Nesta quinta é produzido hoje o famoso vinho verde (Aguião) este produto marca um novo ciclo nesta quinta e tem vindo a ser um vinho de excelente qualidade já muito premiado em diversos concursos e com muita procura mas a beber com moderação.
Simão Pedro de Águia um dos proprietários da Quinta faz todos os anos a vindima desta vinha sobre clima de festa e alegria com folclore e muitos convidados a pisada é efectuada de maneira tradicional ou seja as uvas são pisadas a pé nu para assim obter a melhor qualidade possível deste vinho Aguião.
Dizem que esta torre foi solar de uma família de apelido Aguiam corrupção de aquilom (vento norte) e que o primeiro na referida família foi Gonçalo Lopes d`Aguim, instituíram ali um morgadio dois abades de Rio de Moinhos e Vascões Coura o referido Gonçalo era filho bastardo de um dos abades, o qual se chamava também Gonçalo e usava o apelido de Annes.
Simão da Rocha Brito fidalgo da Casa Real tenente de couraças capitão d`infantaria sargento majo-mor e governador da praça de Valença comissário geral de cavalaria denodado guerreiro que se destinguio nas guerras da Restauração onde recebeu uma ferida de que veio a morrer em 1705. A Rainha D. Chatarina de Inglaterra escreveu-lhe uma carta que o veio encontrar já morto. Esta carta disia o seguinte; “Simão da Rocha Eu a Rainha da Gran Bretanha infanta de Portugal no impedimento do Senhor rei D. Pedro ll meu irmão vos envio muito saudar.

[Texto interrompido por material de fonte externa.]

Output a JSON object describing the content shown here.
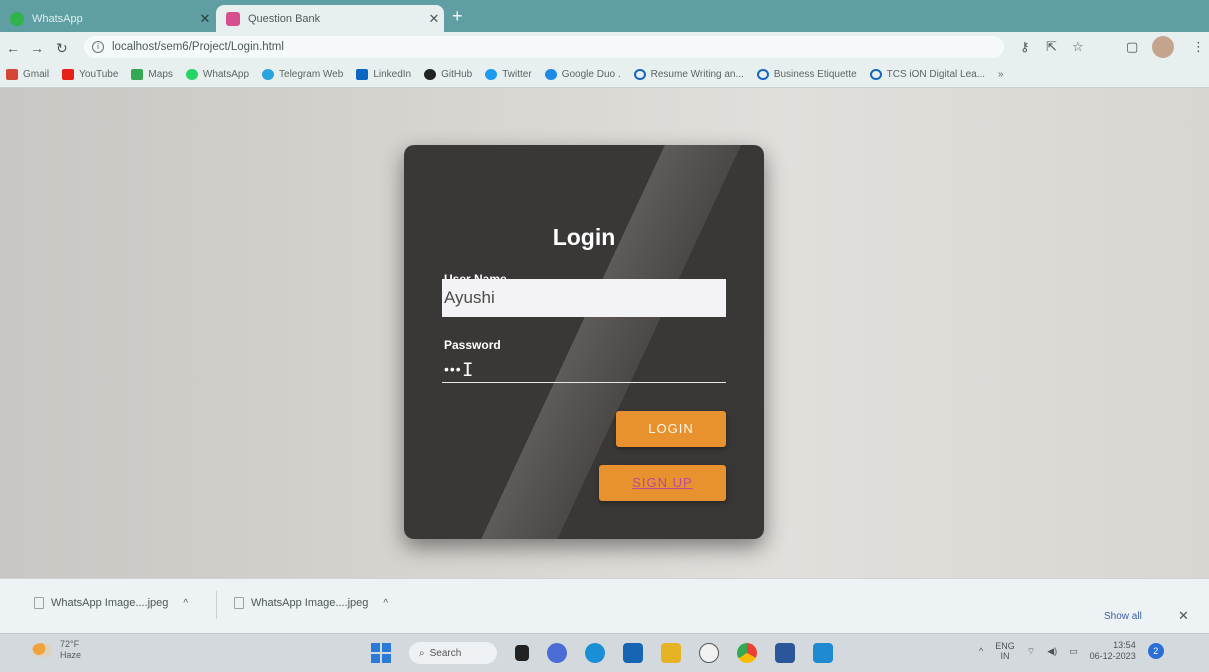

Sendo-me presente o valor com que vos houvestes no encontro que tivestes com o inimigo no lugar das Fontes derrotando-o e pondo-o em fuga e fazendo-lhe prisioneiros alguns oficiais e soldados, fui servida mandar-vos agradecer o bem que obrastes e espero que continueis com o mesmo valor nas ocasiões que se oferecem e que vos farei digno da honra e mercê que desejo fazer-vos.